Mavrovounis Georgios, Kalogeras Adamantios, Brotis Alexandros, Iaccarino Corrado, Demetriades Andreas K, Fountas Konstantinos N
Department of Neurosurgery, Faculty of Medicine, University of Thessaly, Larisa, Greece.
Division of Neurosurgery, Department of Biomedical, Metabolic and Neural Sciences, University Hospital of Modena, University of Modena and Reggio Emilia, Modena, Italy.
Brain Spine. 2021 Oct 22;1:100303. doi: 10.1016/j.bas.2021.100303. eCollection 2021.
There is an ongoing debate whether Decompressive Craniectomy (DC) serves as an independent risk factor for the development of Post-traumatic Hydrocephalus (PTH).
The aim of this systematic review and meta-analysis was to compare the incidence of PTH in TBI patients that underwent DC versus those that were managed without DC.

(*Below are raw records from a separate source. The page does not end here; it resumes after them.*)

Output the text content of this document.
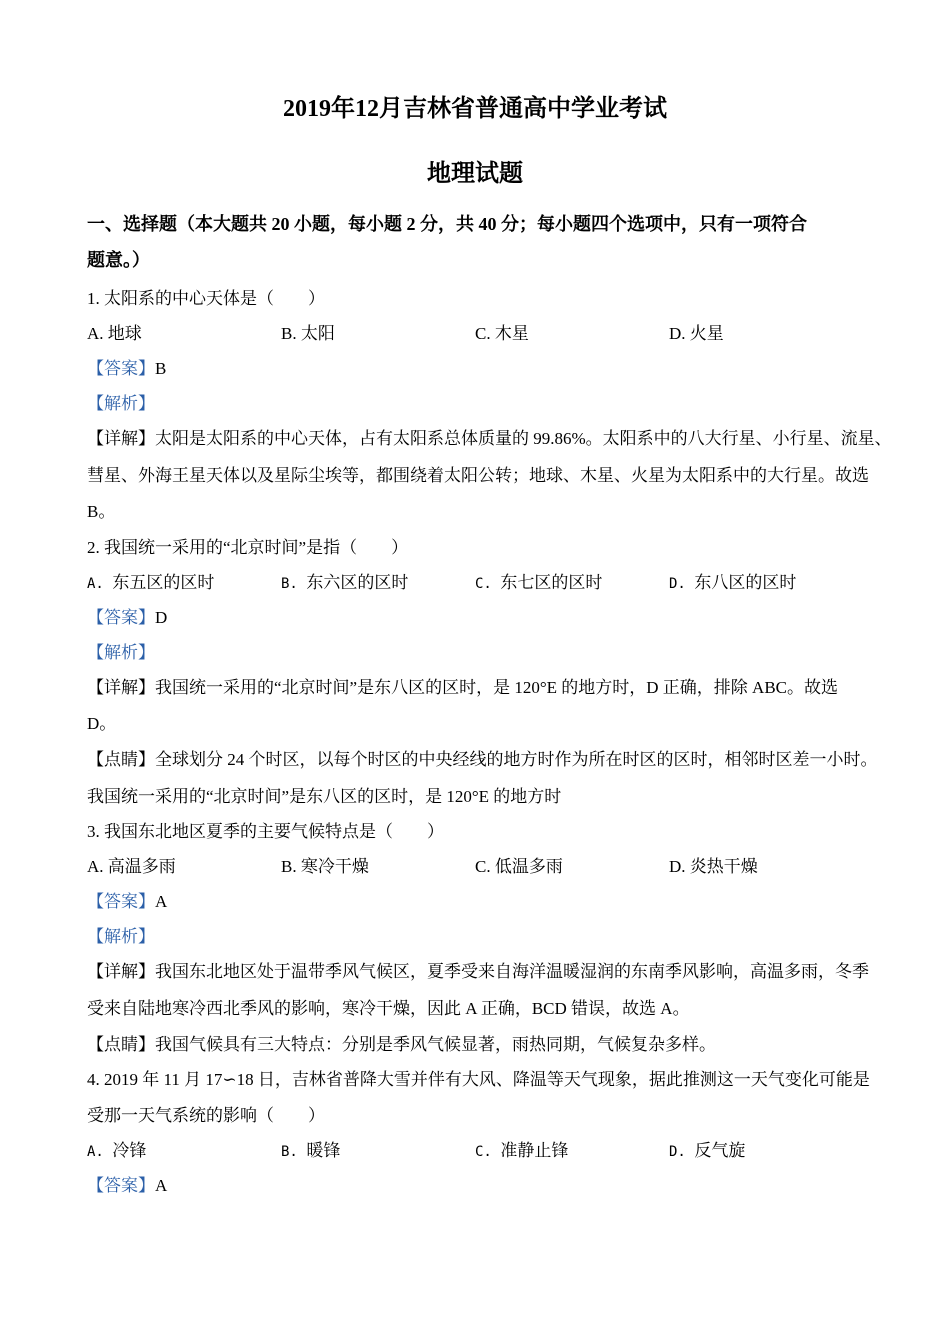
2019年12月吉林省普通高中学业考试
地理试题
一、选择题（本大题共 20 小题，每小题 2 分，共 40 分；每小题四个选项中，只有一项符合
题意。）
1. 太阳系的中心天体是（　　）
A. 地球	B. 太阳	C. 木星	D. 火星
【答案】B
【解析】
【详解】太阳是太阳系的中心天体，占有太阳系总体质量的 99.86%。太阳系中的八大行星、小行星、流星、
彗星、外海王星天体以及星际尘埃等，都围绕着太阳公转；地球、木星、火星为太阳系中的大行星。故选
B。
2. 我国统一采用的“北京时间”是指（　　）
A. 东五区的区时	B. 东六区的区时	C. 东七区的区时	D. 东八区的区时
【答案】D
【解析】
【详解】我国统一采用的“北京时间”是东八区的区时，是 120°E 的地方时，D 正确，排除 ABC。故选
D。
【点睛】全球划分 24 个时区，以每个时区的中央经线的地方时作为所在时区的区时，相邻时区差一小时。
我国统一采用的“北京时间”是东八区的区时，是 120°E 的地方时
3. 我国东北地区夏季的主要气候特点是（　　）
A. 高温多雨	B. 寒冷干燥	C. 低温多雨	D. 炎热干燥
【答案】A
【解析】
【详解】我国东北地区处于温带季风气候区，夏季受来自海洋温暖湿润的东南季风影响，高温多雨，冬季
受来自陆地寒冷西北季风的影响，寒冷干燥，因此 A 正确，BCD 错误，故选 A。
【点睛】我国气候具有三大特点：分别是季风气候显著，雨热同期，气候复杂多样。
4. 2019 年 11 月 17∽18 日，吉林省普降大雪并伴有大风、降温等天气现象，据此推测这一天气变化可能是
受那一天气系统的影响（　　）
A. 冷锋	B. 暖锋	C. 准静止锋	D. 反气旋
【答案】A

The literature was systematically reviewed to identify studies with specific inclusion criteria: (1) Randomized Controlled Trials and observational studies with more than 10 patients in each study arm, (2) comparing the incidence of PTH, (3) in patients aged ≥15 years old, (4) that either underwent DC or received other treatment (non-DC). (5) Only studies in English were included and (6) no restrictions were applied on publication date. The pooled Odds Ratio (OR) and Confidence Interval (CI) were calculated. The quality of the included studies was assessed using the ROBINS and RoB 2.0 tools.

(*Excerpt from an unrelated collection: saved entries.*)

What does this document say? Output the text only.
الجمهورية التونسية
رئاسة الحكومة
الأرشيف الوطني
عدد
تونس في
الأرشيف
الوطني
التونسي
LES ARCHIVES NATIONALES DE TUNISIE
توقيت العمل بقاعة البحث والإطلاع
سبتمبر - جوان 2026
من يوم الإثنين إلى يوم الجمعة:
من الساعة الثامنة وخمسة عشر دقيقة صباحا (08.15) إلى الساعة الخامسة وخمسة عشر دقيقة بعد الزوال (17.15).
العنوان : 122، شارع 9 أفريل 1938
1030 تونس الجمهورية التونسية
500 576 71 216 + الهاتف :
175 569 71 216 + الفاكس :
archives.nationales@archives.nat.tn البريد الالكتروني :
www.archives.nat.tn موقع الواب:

Evidence from six articles was synthesized, incorporating data from 2522 patients. A statistically significant higher occurrence of PTH [OR (95% CI): 4.84 (2.51, 9.31); Pz < 0.00001] was identified in patients undergoing DC for TBI when compared to those that were managed without DC. The same was true when only patients with severe TBI were included in the analysis [OR (95% CI): 2.87 (1.85, 4.43); Pz < 0.00001].

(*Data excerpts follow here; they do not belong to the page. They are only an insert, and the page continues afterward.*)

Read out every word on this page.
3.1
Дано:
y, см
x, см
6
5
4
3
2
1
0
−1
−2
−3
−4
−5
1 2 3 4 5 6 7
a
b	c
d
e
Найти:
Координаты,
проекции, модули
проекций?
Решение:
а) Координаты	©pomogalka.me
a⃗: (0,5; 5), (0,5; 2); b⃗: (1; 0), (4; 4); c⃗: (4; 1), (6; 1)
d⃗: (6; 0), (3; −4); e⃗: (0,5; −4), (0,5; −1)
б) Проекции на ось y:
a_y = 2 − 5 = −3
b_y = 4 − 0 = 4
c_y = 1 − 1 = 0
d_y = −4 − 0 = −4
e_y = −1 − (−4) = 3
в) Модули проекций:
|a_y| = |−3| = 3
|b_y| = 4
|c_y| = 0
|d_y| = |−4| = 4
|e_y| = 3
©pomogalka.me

Our study has shown, within limitations, a clear association between DC and PTH. Further prospective studies, providing high-quality evidence, are needed to definitively establish any causative relationship between DC and PTH.
关于减压性颅骨切除术(DC)是否是创伤后脑积水(PTH)发生的独立危险因素,目前仍存在争议。
本系统评价和荟萃分析的目的是比较接受DC治疗的创伤性脑损伤(TBI)患者与未接受DC治疗的患者中PTH的发生率。
对文献进行系统回顾,以确定符合特定纳入标准的研究:(1)每个研究组有超过10名患者的随机对照试验和观察性研究;(2)比较PTH的发生率;(3)年龄≥15岁的患者;(4)接受DC治疗或接受其他治疗(非DC)的患者。(5)仅纳入英文研究,(6)对发表日期无限制。计算合并优势比(OR)和置信区间(CI)。使用ROBINS和RoB 2.0工具评估纳入研究的质量。
综合了6篇文章的证据,纳入了2522例患者的数据。与未接受DC治疗的TBI患者相比,接受DC治疗的患者中PTH的发生率在统计学上显著更高[OR(95%CI):4.84(2.51,9.31);Pz<0.00001]。当分析仅纳入重度TBI患者时,情况也是如此[OR(95%CI):2.87(1.85,4.43);Pz<0.00001]。
我们的研究在一定局限性内表明,DC与PTH之间存在明确关联。需要进一步的前瞻性研究提供高质量证据,以明确确定DC与PTH之间的任何因果关系。